Economia & Negócios

Pulsos telefônicos geram reclamações

Patrícia Zamboni
| Tempo de leitura: 3 min

A quantidade de pulsos registrados na conta de telefone é a principal reclamação de clientes residenciais da Telefonica junto ao Procon, em Bauru. Segundo o coordenador do órgão de defesa do consumidor, Sílvio Orti, essas queixas respondem por 43,57% do total de uma lista com 18 itens relacionados a serviços prestados pela empresa de telefonia e que também são alvos de reclamações.

Esse percentual corresponde a 166 reclamações registradas no Procon de janeiro a dezembro do ano passado, de um total de 381 queixas sobre serviços de telefonia fixa. Em segundo lugar vem o item “ligações indevidas”, com 79 registros. Segundo Orti, essa média vem se mantendo neste ano, a cada mês.

O principal problema está no fato de não ser possível ao usuário confirmar se a quantidade de pulsos cobrada está correta, já que as ligações locais - com exceção de telefone celular - não vêm discriminadas na conta. (Veja o sistema de cobrança de pulsos no quadro em anexo).

De acordo com Orti, na maioria dos casos em que o Procon faz a intermediação junto à Telefonica a resposta é de que a reclamação do cliente seria improcedente e que a tarifação dos pulsos foi efetuada corretamente.

“Mesmo dizendo que a cobrança está certa, na maioria das vezes a Telefonica acaba concedendo algum crédito ao reclamante, descontado em conta futura, sob a alegação de ser uma postura de liberalidade e de cordialidade para com o consumidor. De qualquer forma, a atitude é estranha, pelo fato da empresa afirmar que a cobrança está correta”, observa Orti.

A assessoria de imprensa da Telefonica informa que essa política de “liberalidade” é adotada somente em caráter excepcional e que, para confirmar a procedência da reclamação do consumidor, é feita uma análise da média de pulsos gastos nos últimos seis meses.

O coordenador do Procon diz que, para o próximo dia 18, está agendada uma reunião com representantes da Telefonica visando facilitar essa situação. Na avaliação de Orti, o ideal seria a adoção de um mecanismo técnico que possibilitasse ao usuário saber, de fato, quantos pulsos utiliza por mês.

“Como a Telefonica alega que isso depende de longos estudos técnicos, nós defendemos que, quando o cliente reclamar, seja informado materialmente sobre as ligações que efetuou. O Código de Defesa sinaliza que o consumidor tem o direito de receber informações claras e precisas sobre o serviço utilizado ou produto adquirido”, ressalta Orti, citando o artigo 6º, inciso VIII, do Código de Defesa do Consumidor (CDC).

Tecnologia

A assessoria da Telefonica informa que a tecnologia do sistema de telefonia fixa utilizada no Brasil não permite que os pulsos sejam discriminados, de acordo com cada ligação, na conta.

“Para mudar isso será preciso promover uma mudança tecnológica que exige um investimento brutal”, destaca a assessoria de imprensa.

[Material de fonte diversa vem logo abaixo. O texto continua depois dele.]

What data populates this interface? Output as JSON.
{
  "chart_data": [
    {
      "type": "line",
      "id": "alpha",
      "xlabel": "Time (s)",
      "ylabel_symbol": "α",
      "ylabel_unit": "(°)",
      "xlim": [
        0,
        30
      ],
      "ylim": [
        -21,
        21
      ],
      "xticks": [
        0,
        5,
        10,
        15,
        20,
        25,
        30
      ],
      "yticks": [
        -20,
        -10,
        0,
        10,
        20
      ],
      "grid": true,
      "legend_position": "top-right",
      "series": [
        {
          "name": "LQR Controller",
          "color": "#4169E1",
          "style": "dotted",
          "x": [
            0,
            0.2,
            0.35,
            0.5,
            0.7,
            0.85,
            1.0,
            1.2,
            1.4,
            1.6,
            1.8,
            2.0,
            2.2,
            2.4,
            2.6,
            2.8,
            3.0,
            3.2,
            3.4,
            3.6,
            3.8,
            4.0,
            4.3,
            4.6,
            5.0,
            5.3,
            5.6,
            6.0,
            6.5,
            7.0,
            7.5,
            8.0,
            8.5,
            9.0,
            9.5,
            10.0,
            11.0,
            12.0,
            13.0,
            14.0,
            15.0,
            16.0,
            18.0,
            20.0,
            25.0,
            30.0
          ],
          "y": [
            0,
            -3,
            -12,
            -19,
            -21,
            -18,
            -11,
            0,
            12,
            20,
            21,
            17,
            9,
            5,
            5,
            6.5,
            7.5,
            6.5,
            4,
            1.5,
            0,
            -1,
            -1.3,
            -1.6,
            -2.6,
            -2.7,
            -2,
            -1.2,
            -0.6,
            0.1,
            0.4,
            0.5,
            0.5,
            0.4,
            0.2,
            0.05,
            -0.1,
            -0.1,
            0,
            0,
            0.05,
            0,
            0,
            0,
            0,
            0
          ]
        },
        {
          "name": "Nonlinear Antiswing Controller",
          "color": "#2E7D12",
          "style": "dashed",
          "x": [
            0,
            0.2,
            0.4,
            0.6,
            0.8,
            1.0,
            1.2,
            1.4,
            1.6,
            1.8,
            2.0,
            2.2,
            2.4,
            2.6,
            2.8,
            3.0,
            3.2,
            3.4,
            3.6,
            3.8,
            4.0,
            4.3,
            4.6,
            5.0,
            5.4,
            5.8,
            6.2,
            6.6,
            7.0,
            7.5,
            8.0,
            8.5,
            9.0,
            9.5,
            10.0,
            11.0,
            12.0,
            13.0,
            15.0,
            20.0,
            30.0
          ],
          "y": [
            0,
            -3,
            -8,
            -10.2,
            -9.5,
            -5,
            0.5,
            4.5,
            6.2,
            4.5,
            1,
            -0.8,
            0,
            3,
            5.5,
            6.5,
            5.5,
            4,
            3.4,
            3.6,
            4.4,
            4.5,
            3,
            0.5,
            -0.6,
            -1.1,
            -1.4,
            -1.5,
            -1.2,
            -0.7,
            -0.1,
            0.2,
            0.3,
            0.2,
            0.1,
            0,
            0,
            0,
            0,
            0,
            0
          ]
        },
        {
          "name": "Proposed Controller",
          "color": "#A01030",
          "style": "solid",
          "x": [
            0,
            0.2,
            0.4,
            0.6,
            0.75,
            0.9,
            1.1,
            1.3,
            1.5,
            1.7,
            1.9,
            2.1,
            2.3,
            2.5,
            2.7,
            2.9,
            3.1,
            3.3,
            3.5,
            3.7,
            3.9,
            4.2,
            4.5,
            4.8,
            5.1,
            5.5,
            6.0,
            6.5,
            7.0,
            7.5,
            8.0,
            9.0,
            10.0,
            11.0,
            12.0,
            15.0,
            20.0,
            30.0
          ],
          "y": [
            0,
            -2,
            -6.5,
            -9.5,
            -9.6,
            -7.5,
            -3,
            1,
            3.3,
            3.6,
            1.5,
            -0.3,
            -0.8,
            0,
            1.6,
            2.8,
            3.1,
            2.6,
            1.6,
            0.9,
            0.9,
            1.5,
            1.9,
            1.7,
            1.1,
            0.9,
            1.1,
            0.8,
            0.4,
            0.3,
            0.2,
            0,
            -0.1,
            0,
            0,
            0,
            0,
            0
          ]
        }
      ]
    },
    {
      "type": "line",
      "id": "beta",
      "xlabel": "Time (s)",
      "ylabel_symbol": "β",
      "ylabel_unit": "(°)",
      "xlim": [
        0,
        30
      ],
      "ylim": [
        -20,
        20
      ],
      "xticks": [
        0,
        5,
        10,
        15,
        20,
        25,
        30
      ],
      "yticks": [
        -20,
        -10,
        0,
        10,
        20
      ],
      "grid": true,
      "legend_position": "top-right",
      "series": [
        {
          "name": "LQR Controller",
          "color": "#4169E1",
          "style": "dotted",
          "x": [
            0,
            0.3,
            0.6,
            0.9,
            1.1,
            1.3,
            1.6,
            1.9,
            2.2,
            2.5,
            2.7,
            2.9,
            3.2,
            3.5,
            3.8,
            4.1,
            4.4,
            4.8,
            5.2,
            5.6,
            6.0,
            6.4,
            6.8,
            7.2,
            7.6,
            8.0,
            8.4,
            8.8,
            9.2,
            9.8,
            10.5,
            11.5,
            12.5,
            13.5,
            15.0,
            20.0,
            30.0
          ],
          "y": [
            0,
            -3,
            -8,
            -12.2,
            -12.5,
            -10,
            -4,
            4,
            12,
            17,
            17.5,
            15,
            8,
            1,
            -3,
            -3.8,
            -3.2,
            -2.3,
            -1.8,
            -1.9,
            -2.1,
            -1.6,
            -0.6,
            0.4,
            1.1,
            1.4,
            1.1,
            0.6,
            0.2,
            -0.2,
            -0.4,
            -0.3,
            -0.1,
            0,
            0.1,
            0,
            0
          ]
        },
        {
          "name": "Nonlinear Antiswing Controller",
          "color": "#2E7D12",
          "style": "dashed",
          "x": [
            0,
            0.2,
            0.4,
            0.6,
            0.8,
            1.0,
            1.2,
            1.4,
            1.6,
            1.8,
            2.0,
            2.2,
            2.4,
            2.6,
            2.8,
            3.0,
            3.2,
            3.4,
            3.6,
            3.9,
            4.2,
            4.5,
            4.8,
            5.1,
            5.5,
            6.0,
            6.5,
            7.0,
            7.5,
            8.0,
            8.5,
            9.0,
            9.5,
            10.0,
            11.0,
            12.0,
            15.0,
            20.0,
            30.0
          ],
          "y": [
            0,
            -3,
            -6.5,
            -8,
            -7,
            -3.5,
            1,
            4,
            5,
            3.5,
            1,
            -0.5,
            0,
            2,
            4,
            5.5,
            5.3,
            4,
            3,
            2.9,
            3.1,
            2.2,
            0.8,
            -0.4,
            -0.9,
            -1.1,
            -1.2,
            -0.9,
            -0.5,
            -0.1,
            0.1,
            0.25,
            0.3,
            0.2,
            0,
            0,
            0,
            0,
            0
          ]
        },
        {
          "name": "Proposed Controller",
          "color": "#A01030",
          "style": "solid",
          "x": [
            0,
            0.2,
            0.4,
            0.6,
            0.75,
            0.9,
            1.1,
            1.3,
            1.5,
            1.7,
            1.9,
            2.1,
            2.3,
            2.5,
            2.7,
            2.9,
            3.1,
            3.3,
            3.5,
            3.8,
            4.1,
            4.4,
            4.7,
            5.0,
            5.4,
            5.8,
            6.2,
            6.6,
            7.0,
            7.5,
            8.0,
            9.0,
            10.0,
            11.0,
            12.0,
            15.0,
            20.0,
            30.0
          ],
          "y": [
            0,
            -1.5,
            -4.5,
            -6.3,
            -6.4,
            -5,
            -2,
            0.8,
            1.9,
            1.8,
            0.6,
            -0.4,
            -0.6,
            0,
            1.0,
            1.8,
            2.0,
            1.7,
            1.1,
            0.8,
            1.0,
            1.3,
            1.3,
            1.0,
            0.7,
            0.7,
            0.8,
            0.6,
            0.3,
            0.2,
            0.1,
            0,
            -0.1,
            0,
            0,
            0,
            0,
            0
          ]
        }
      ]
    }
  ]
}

Nas ligações feitas para números de telefone móvel, a relação na conta telefônica seria possível em função da tecnologia utilizada ser mais moderna, segundo afirma a empresa. Em nota oficial enviada ao Jornal da Cidade, a assessoria de imprensa da Telefonica informa que o sistema de medição de pulsos, processamento dos dados e envio das faturas é auditorado periodicamente por consultoria especializada e independente, com resultados que apontariam níveis de exatidão superiores a 99,9%.

Informações sobre o sistema de tarifação podem ser obtidas no 0800-7715104.

Nelson Barbosa Gomes, dono de uma papelaria em Duartina (SP), está entre os muitos consumidores que já procuraram a Telefonica para reclamar da tarifação de pulsos. Segundo ele, em outubro do ano passado a conta de seu telefone residencial apontou consumo de 314 pulsos, enquanto que a da papelaria teria somado 272, no mesmo mês.

Em dezembro, o consumo informado pela Telefonica teria sido de 342 pulsos na linha residencial e 287 em sua empresa. “Isso é absurdo. Minha esposa trabalha o dia todo e meu filho vai à escola. É óbvio que na papelaria eu faço muito mais ligações do que em casa. Reclamei na Telefonica, mas nada mudou”, declara Gomes.

A mãe dele também teria tido problemas, no mês passado, com a cobrança de ligações interurbanas que ela nunca teria feito, segundo afirma.